Treatment For Depression Offers Relief For Some

Magnet

Every year roughly 7 percent of all U.S. adults experiences major depressive disorder. The main treatment for depression prescribed by psychiatrists is medication and counseling, but what are patients to do when they find that their medication doesn’t work? Martha Rhodes had been on just about every antidepressant in production since the age of 13, but she never found a permanent solution for her bouts of depression.

After a suicide attempt in 2009, Rhodes was able to undergo an experimental treatment approved specifically for patients who have not responded to antidepressants or cannot tolerate the side of effects of the medication. The treatment is called transcranial magnetic stimulation, or TMS, involving magnetic pulses being used to stimulate parts of the brain involved in mood regulation.

For Rhodes, the treatment worked wonders. The New York Times says she spent a half hour every day in a chair with a magnet attached to the front left side of her head. Four weeks later, she woke up suddenly “different.” In the book she has written since the event, “3,000 Pulses Later”, Rhodes described the experience saying, “I felt lighter. I didn’t wake up in the morning and wish I were dead.”

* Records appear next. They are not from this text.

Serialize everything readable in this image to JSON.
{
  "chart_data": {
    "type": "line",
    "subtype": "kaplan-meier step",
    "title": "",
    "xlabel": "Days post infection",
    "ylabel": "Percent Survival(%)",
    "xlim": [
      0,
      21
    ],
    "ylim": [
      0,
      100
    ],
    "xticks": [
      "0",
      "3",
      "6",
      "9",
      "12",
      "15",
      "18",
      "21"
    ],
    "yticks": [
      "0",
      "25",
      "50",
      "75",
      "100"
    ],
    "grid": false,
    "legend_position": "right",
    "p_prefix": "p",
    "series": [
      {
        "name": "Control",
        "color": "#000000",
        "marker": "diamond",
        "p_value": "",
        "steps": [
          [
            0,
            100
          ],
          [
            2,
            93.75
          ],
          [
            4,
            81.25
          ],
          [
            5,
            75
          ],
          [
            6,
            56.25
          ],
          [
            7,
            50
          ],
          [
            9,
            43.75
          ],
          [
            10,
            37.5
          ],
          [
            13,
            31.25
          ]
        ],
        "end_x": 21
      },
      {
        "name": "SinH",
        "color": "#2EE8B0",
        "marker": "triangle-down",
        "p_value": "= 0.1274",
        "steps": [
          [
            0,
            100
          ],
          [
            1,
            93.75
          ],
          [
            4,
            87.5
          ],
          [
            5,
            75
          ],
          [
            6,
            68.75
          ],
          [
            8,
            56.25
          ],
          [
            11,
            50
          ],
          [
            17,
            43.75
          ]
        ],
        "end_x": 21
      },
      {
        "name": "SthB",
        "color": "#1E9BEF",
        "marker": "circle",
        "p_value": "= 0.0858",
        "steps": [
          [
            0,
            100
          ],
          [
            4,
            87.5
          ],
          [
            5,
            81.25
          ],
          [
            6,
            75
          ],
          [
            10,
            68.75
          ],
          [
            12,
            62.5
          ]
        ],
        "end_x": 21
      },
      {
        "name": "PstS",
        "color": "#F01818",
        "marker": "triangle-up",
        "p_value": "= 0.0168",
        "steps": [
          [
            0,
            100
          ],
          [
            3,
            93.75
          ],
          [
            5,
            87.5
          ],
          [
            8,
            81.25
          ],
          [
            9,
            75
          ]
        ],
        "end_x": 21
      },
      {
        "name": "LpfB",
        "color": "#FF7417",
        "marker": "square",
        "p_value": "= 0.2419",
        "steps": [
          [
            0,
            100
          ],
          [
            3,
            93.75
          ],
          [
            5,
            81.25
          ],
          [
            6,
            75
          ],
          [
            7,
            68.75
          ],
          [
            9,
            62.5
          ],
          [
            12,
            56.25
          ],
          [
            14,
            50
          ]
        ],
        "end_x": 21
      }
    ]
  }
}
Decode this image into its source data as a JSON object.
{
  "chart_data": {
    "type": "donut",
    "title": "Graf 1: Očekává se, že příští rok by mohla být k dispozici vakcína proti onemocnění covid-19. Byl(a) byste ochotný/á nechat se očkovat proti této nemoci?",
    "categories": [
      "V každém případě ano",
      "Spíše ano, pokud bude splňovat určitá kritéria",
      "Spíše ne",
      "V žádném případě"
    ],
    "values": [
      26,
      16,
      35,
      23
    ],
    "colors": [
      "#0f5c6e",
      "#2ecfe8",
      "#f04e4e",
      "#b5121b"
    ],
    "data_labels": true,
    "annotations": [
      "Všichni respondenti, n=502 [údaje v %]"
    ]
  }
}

The catch on the treatment is that it has a success rate worse than many of the most commonly prescribed antidepressants. The American Psychiatric Association’s practice guidelines say that TMS offers “relatively small to moderate benefits” while Dr. Steven J. Zalcman, head of the clinical neuroscience research branch of the National Institute of Mental Health said “While it’s fairly clear that TMS is effective in some percentage of patients with major depressive disorder, it’s still not very easy to know in advance who those patients are.”